Re: On loving monsters
Mar. 7th, 2024 02:06 pm![[personal profile]](https://www.dreamwidth.org/img/silk/identity/user.png)
Always, in the back of my mind, there's someone reading what I write and somehow baking it into the worst possible interpretation. Something I'm always afraid of is coming off like a victim, but I don't think this has anything to do with me as an individual.
It's like, do you ever look at salaries and wonder how someone can afford to live on those wages? For example, how can an assistant editor at Hachette afford to live in New York on $40k/year, or how can an adjunct lecturer at an Ivy League school get by on less than $30k/year? The answer is that they don't live on this money. They have other sources of income, whether it's being supported by their parents or supported by their spouse or being independently wealthy.
Or maybe there's a writing workshop where you pay "only" $4k to spend a month in a cabin in the woods. But who's going to pay your actual rent during that month? Can you afford to take a full month away from work, and is your job still going to be waiting for you when you get back? While you're writing and not working, what if you need to go to the doctor? Or fill a prescription? Or just go to the grocery store?
Being an outsider to this type of privilege can be extremely alienating. It's all the more so as you get older and more opportunities are closed to you, a frustration that's exacerbated by condescending attitudes from people who either are or want to be inside the circle of privilege. So you're in your late thirties, and you want to "be a writer"? Did your internet friends on Tumblr tell you to follow your dreams, how cute. Now why don't you try writing a real book instead of your stupid little fanfictions and Amazon Kindle romances. That sort of thing.

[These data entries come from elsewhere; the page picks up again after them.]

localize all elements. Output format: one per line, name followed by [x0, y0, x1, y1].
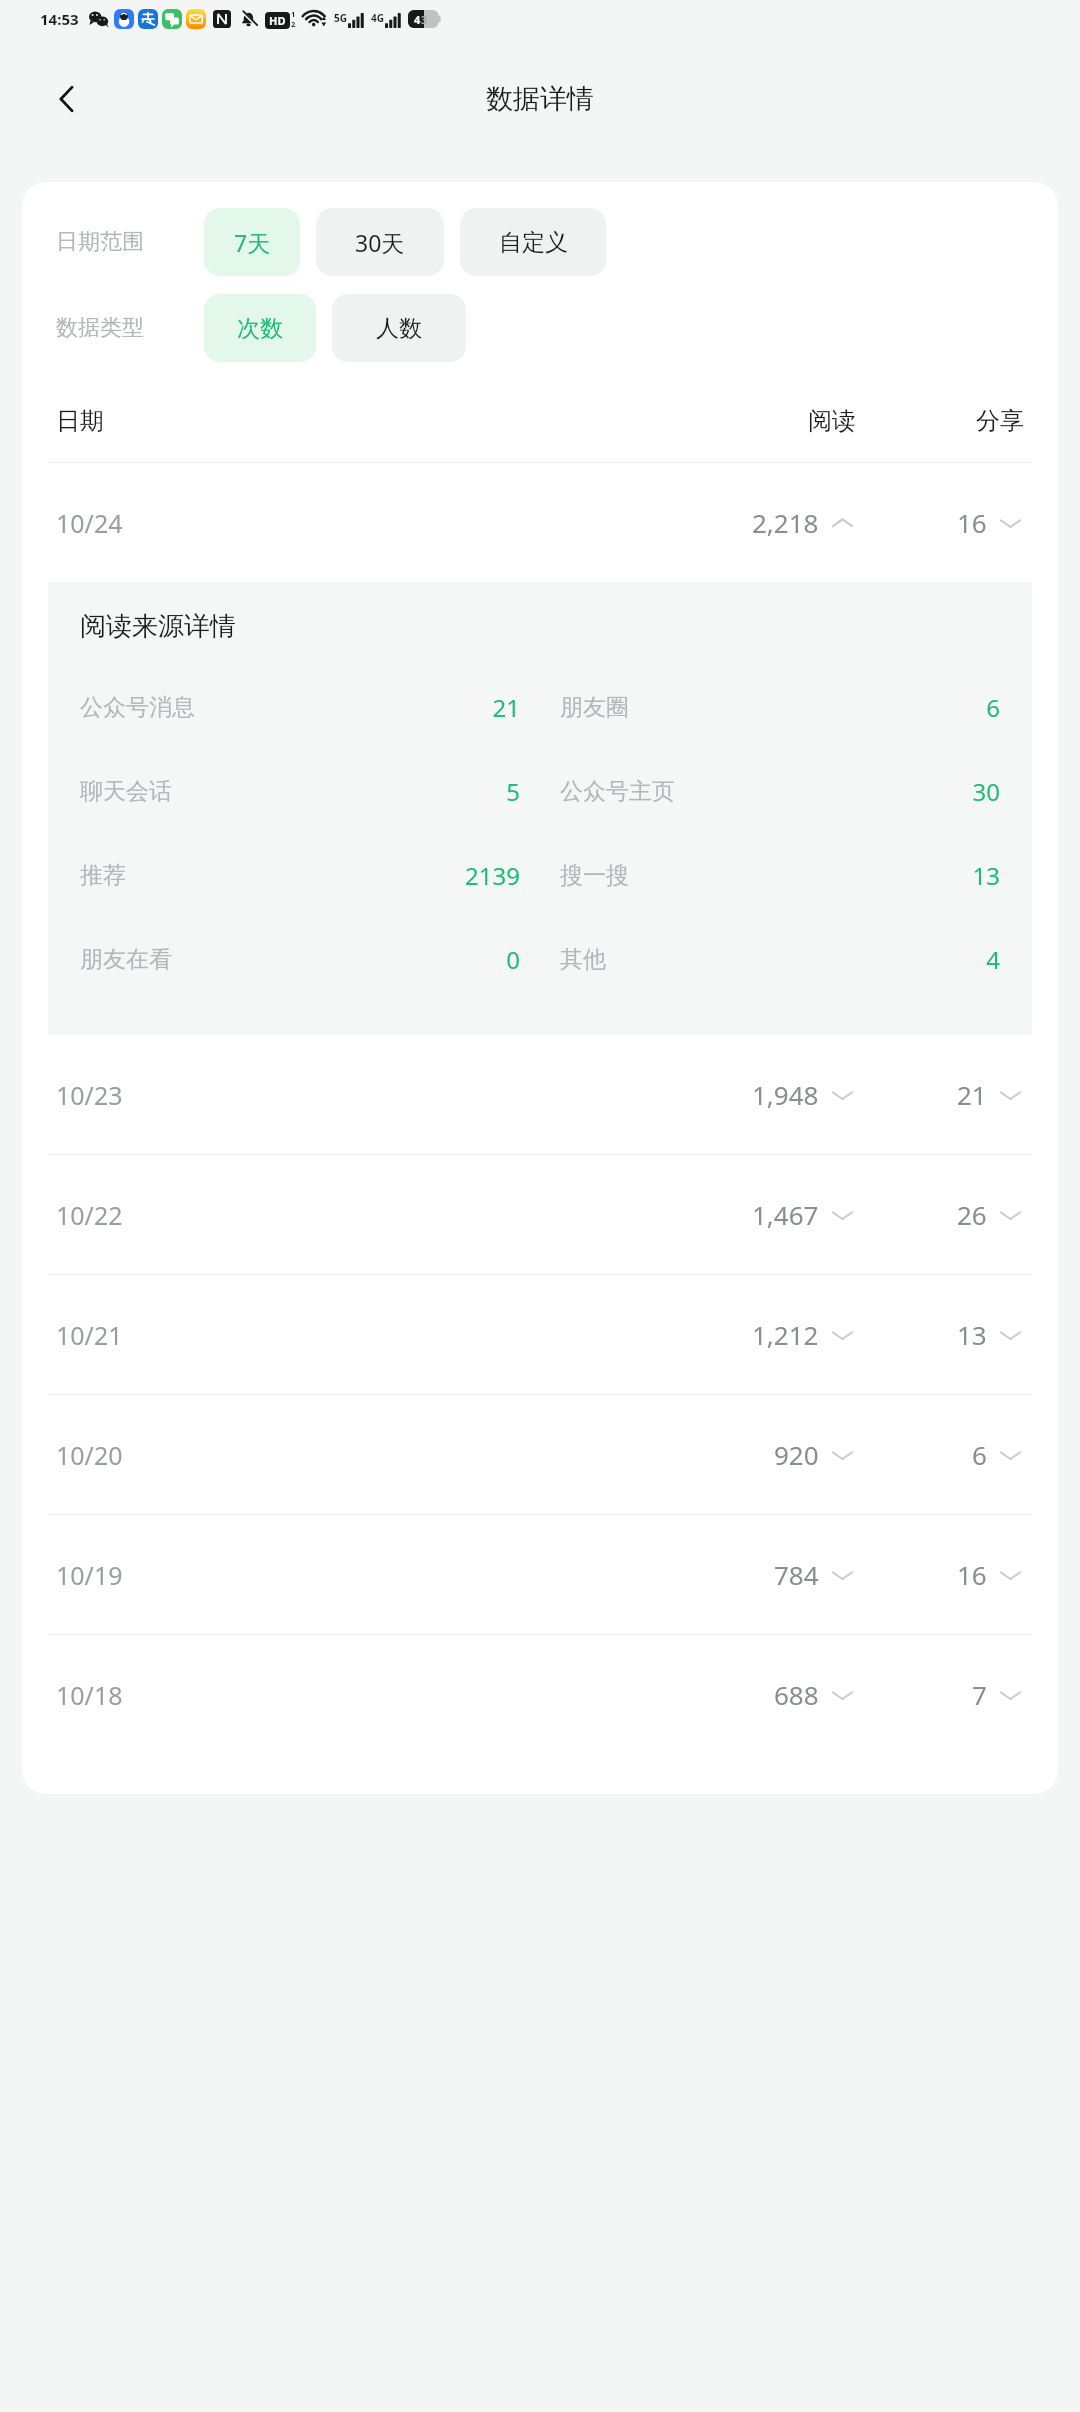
- staticText: 6: [972, 1437, 987, 1472]
- staticText: 分享: [856, 406, 1024, 436]
- staticText: 自定义: [499, 228, 568, 257]
- staticText: 阅读: [644, 406, 856, 436]
- staticText: 1,948: [752, 1077, 819, 1112]
- staticText: 30天: [355, 227, 405, 258]
- staticText: 16: [957, 1557, 987, 1592]
- staticText: 次数: [237, 314, 283, 343]
- staticText: 搜一搜: [560, 861, 900, 890]
- staticText: 10/21: [56, 1318, 644, 1352]
- button[interactable]: 次数: [204, 294, 316, 362]
- staticText: 14:53: [40, 9, 79, 29]
- staticText: 16: [957, 505, 987, 540]
- staticText: 2,218: [752, 505, 819, 540]
- staticText: 阅读来源详情: [80, 610, 236, 643]
- staticText: 日期: [56, 406, 644, 436]
- staticText: 4: [900, 943, 1000, 976]
- staticText: 聊天会话: [80, 777, 402, 806]
- button[interactable]: 10/21: [22, 1275, 1058, 1394]
- staticText: 人数: [376, 314, 422, 343]
- staticText: 4: [414, 12, 421, 27]
- staticText: 5: [402, 775, 520, 808]
- button[interactable]: 10/18: [22, 1635, 1058, 1754]
- button[interactable]: 10/19: [22, 1515, 1058, 1634]
- staticText: 21: [957, 1077, 987, 1112]
- staticText: 其他: [560, 945, 900, 974]
- staticText: 10/24: [56, 506, 644, 540]
- staticText: 1,212: [752, 1317, 819, 1352]
- staticText: 公众号主页: [560, 777, 900, 806]
- staticText: 数据详情: [486, 82, 594, 116]
- staticText: 朋友圈: [560, 693, 900, 722]
- staticText: 日期范围: [56, 228, 144, 256]
- staticText: 公众号消息: [80, 693, 402, 722]
- staticText: 30: [900, 775, 1000, 808]
- staticText: 4G: [371, 11, 384, 25]
- staticText: 2: [291, 19, 296, 29]
- button[interactable]: 人数: [332, 294, 466, 362]
- button[interactable]: 10/20: [22, 1395, 1058, 1514]
- staticText: HD: [269, 13, 286, 28]
- staticText: 688: [774, 1677, 819, 1712]
- button[interactable]: 自定义: [460, 208, 606, 276]
- staticText: 920: [774, 1437, 819, 1472]
- button[interactable]: 30天: [316, 208, 444, 276]
- staticText: 10/19: [56, 1558, 644, 1592]
- staticText: 1,467: [752, 1197, 819, 1232]
- button[interactable]: 10/22: [22, 1155, 1058, 1274]
- button[interactable]: 7天: [204, 208, 300, 276]
- staticText: 3: [421, 12, 428, 27]
- staticText: 7: [972, 1677, 987, 1712]
- button[interactable]: 10/23: [22, 1035, 1058, 1154]
- staticText: 784: [774, 1557, 819, 1592]
- staticText: 10/22: [56, 1198, 644, 1232]
- button[interactable]: 10/24: [22, 463, 1058, 582]
- staticText: 推荐: [80, 861, 402, 890]
- staticText: 13: [957, 1317, 987, 1352]
- staticText: 10/23: [56, 1078, 644, 1112]
- staticText: 朋友在看: [80, 945, 402, 974]
- staticText: 0: [402, 943, 520, 976]
- staticText: 21: [402, 691, 520, 724]
- staticText: 2139: [402, 859, 520, 892]
- staticText: 10/20: [56, 1438, 644, 1472]
- staticText: 10/18: [56, 1678, 644, 1712]
- staticText: 5G: [334, 11, 347, 25]
- staticText: 数据类型: [56, 314, 144, 342]
- staticText: 7天: [234, 227, 271, 258]
- button[interactable]: Back: [34, 66, 100, 132]
- staticText: 6: [900, 691, 1000, 724]
- staticText: 26: [957, 1197, 987, 1232]
- staticText: 13: [900, 859, 1000, 892]
- staticText: 1: [291, 9, 296, 19]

This isn't about being a victim, and it's not really even about late stage capitalism. The experience of feeling like an outsider due to circumstances beyond your control is universal, because of course it is. And, while I respect the fantasy of finding friends and working together to achieve success in a hostile system, I'm much more interested in exploring the reality of what it means to do your best but still fail.
It's like, do you ever look at salaries and wonder how someone can afford to live on those wages? For example, how can an assistant editor at Hachette afford to live in New York on $40k/year, or how can an adjunct lecturer at an Ivy League school get by on less than $30k/year? The answer is that they don't live on this money. They have other sources of income, whether it's being supported by their parents or supported by their spouse or being independently wealthy.
Or maybe there's a writing workshop where you pay "only" $4k to spend a month in a cabin in the woods. But who's going to pay your actual rent during that month? Can you afford to take a full month away from work, and is your job still going to be waiting for you when you get back? While you're writing and not working, what if you need to go to the doctor? Or fill a prescription? Or just go to the grocery store?
Being an outsider to this type of privilege can be extremely alienating. It's all the more so as you get older and more opportunities are closed to you, a frustration that's exacerbated by condescending attitudes from people who either are or want to be inside the circle of privilege. So you're in your late thirties, and you want to "be a writer"? Did your internet friends on Tumblr tell you to follow your dreams, how cute. Now why don't you try writing a real book instead of your stupid little fanfictions and Amazon Kindle romances. That sort of thing.
This isn't about being a victim, and it's not really even about late stage capitalism. The experience of feeling like an outsider due to circumstances beyond your control is universal, because of course it is. And, while I respect the fantasy of finding friends and working together to achieve success in a hostile system, I'm much more interested in exploring the reality of what it means to do your best but still fail.
no subject
Date: 2024-03-11 10:22 pm (UTC)I think exploring that reality is interesting, if sad.
no subject
Date: 2024-03-17 06:29 pm (UTC)Sometimes I think about how funny it is that I used to read The New Yorker. Those writers really do live in their own little dream bubble. It seems like a fun bubble, but still.
I'm going to say something a bit edgy, but here goes:
In "alternative" venues for creative essays, there's often a strong emphasis on marginalized identities. I understand where that's coming from, because of course I do. But at the same time, I'm starting to feel like literally everyone who isn't in the New York publishing bubble is "marginalized," which is a very broad category to use to designate "people who didn't go to a posh private school in Manhattan."
In my best-case scenario, there would be middle-brow venues for people who aren't ultrawealthy but who don't feel comfortable leaning into the commodification of personal identity as a status marker of radicalization.
In my mind at least, these "middle-brow venues" seem like they would be the magazines that publish genre fiction, but like. A lot of horror fiction + weird fiction magazines are still edited by the oldest and whitest and straightest of men who don't feel shy about including outright homophobia or Eurocentrism in their submissions guides.
Idk man. Putting my writing on the open market has been a wild experience, to say the least. Thanks for giving me a chance to put my thoughts into words!